Setelah selesai sambil canda, pundakku dipegang sambil nanya: "Sudah pernah masuk?...". "Dereng nate Pak Ji (belum pernah)" jawabku. Sambil senyum beliau bilang: "Wong Menoro, tonggo Mbah Sunan, rung tau sowan Mbahe Menoro, ini barokahe nderek Rektor sampean iso mlebu". Dari situlah saya mulai sambung dengan Kanjeng Sunan Kudus dan sering setelah itu bisa ziarah masuk cungkup Sunan Kudus. Alhamdulillah.
Ini semuanya pelajaran berharga dari Pak Ji. Beliau menjadi figur penjaga makam wali dan tidak segan membimbing saya mengenalkan semua pengurus makam Walisongo dari ujung Cirebon hingga Gresik. Satu persatu beliau kasih nomor HPnya dan dikenalkan dari UIN Walisongo akan ziarah untuk hormat Wali karena kampusny pakai nama wali-wali berjumlah sembilan.
Pak Ji, kini beliau sudah tiada tapi jasa ilmunya luar biasa. Tafsir Al Qur'an yang sudah menjadi mudah dipahami. Beliau keturunan Sayyid Ja'far Shodiq Sunan Kudus yang selalu konsisten menjaga makam Sang Wali tetap lestari dan manfaat. Beliau selalu ingin mencetak generasi-generasi yang meneruskan perjuangan wali dengan ilmu, budaya, organisasi dan jejaring kemasyarakatan.

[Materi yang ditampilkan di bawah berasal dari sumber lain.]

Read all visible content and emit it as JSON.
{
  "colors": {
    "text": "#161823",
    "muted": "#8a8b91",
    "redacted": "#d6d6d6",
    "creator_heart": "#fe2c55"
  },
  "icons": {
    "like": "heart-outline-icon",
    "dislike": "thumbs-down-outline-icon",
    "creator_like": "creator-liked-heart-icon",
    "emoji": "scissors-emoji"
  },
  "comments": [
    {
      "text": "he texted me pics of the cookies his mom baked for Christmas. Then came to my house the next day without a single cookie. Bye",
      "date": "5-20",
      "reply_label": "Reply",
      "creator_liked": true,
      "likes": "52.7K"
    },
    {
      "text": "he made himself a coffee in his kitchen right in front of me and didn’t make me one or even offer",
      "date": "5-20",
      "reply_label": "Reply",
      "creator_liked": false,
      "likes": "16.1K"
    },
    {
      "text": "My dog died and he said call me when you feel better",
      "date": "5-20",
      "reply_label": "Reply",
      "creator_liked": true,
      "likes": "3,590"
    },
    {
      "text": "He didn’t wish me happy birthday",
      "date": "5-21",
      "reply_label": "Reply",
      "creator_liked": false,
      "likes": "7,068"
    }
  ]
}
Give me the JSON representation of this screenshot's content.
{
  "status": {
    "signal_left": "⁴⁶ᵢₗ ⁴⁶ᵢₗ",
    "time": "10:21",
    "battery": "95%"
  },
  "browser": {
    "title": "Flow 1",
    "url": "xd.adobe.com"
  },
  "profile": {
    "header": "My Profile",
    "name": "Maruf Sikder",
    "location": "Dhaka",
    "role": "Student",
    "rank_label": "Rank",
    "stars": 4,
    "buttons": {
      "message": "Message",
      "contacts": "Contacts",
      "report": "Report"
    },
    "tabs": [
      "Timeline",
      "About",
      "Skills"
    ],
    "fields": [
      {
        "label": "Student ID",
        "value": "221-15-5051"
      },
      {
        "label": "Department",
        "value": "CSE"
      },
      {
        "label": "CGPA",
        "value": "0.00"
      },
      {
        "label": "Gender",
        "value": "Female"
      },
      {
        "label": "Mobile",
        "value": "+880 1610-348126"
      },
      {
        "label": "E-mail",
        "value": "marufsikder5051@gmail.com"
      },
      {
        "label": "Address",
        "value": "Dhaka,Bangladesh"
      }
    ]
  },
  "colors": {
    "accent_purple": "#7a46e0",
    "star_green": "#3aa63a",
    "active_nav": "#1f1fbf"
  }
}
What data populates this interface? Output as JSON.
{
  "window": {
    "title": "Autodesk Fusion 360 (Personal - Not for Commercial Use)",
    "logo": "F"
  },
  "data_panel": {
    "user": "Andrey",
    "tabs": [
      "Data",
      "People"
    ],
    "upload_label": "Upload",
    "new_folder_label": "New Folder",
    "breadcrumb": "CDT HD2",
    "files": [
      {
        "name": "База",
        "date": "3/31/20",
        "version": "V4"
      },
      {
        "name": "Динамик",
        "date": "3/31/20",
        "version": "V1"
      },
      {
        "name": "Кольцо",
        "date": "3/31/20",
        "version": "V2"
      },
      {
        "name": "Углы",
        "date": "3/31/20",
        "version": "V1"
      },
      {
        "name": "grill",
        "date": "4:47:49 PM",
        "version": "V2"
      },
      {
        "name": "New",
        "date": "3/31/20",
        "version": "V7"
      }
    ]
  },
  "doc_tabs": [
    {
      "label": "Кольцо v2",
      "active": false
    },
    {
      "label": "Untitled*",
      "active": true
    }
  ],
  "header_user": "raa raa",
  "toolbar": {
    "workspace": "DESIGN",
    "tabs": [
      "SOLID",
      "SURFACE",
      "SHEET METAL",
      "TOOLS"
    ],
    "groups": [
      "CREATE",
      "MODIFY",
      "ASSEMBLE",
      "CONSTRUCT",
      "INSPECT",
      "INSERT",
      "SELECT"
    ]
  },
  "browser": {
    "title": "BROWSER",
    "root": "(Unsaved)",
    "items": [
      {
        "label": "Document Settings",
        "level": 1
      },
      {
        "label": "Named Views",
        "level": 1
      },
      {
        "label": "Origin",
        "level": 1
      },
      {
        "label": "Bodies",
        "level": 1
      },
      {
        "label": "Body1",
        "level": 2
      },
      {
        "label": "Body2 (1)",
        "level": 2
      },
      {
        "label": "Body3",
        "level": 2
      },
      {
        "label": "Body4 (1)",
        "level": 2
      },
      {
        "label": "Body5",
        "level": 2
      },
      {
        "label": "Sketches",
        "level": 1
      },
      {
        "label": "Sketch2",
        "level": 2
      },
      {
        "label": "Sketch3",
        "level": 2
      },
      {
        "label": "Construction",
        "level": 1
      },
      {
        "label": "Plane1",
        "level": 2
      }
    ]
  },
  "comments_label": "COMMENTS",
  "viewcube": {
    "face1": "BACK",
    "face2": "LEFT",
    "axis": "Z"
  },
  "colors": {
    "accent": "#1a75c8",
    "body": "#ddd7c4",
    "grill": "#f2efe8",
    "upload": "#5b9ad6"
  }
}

Saat beliau ke Semarang menghadiri acara UIN Walisongo sempat tanya ke saya soal pembangunan Pondok Pesantren Al Amanah yang disupport oleh Ustadz Zuhal Abdul Lathif dan beliau memberikan doa pondoknya nanti bisa besar, barokah dan mencetak generasi Al Qur'an yang ilmunya sambung-menyambung dengan Rasulullah Saw. "Seng tenanan nek nyekel pondok pesantren, kudu diengkremi lahir bathin yo Mas (Yang serius kalau mengelola pondok pesantren, harus ditunggui lahir batin ya Mas Rikza)" pesan beliau ke saya.
Kisah saya dengan beliau tidak akan selesai saya tulis hanya dengan satu tulisan saja. Semoga ada waktu lagi melukiskan kisah-kisah mulia Pak Ji.
Beliau insyaallah ahli surga. Wafat di hari Jum'at Legi akhir Rajab, hari mulia.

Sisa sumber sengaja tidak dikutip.